Presidente do STF afirmou que magistrados devem manter comportamento irrepreensível dentro e fora do exercício da função e agir com prudência ao comentar processos.

O presidente do Supremo Tribunal Federal (STF), ministro Edson Fachin, afirmou nesta segunda-feira (16) que juízes precisam manter integridade tanto na vida pública quanto na privada. A declaração foi feita durante uma aula magna no curso de direito do Centro Universitário de Brasília (Ceub), na capital federal.

Ao abordar desafios contemporâneos enfrentados pela Corte, o ministro destacou que os magistrados devem seguir princípios já previstos nas normas disciplinares da magistratura. Segundo ele, esses valores são fundamentais para preservar a confiança pública nas instituições do Judiciário.

“Há diretrizes que podem ser recolhidas da experiência e de cartas de princípios nacionais e internacionais. Integridade na vida pública e privada, uma vez que o magistrado deve adotar comportamento irrepreensível em ambas”, afirmou.

Fachin também ressaltou que juízes precisam agir com prudência ao se manifestar sobre processos em julgamento e que a legislação impede o recebimento de qualquer benefício, presente ou vantagem de pessoas que tenham interesse em decisões judiciais.

“Por isso é vedado receber benefícios, presentes ou vantagens de pessoas interessadas em processos”, disse.

Separação de poderes

Durante a palestra, o presidente do STF voltou a defender a importância da separação entre os Três Poderes. Ele observou que o Supremo ampliou sua atuação ao longo dos anos por determinação constitucional e também em resposta a demandas de diferentes atores políticos e sociais.

Para o ministro, a autocontenção institucional não representa fragilidade, mas sim respeito ao equilíbrio previsto na Constituição.

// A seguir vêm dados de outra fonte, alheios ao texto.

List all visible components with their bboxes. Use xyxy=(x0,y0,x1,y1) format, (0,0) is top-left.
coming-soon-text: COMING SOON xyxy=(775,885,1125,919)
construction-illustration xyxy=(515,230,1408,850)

“A autocontenção não é fraqueza. É respeito à separação de poderes que, em última análise, é ela própria uma exigência constitucional”, afirmou.

Código de ética

Fachin também defendeu a criação de um Código de Ética específico para os ministros do Supremo Tribunal Federal. A proposta começou a avançar recentemente e foi encaminhada para relatoria da ministra Cármen Lúcia.

O debate sobre a norma ganhou força em meio a investigações envolvendo o Banco Master, nas quais foram citados os nomes dos ministros Alexandre de Moraes e Dias Toffoli.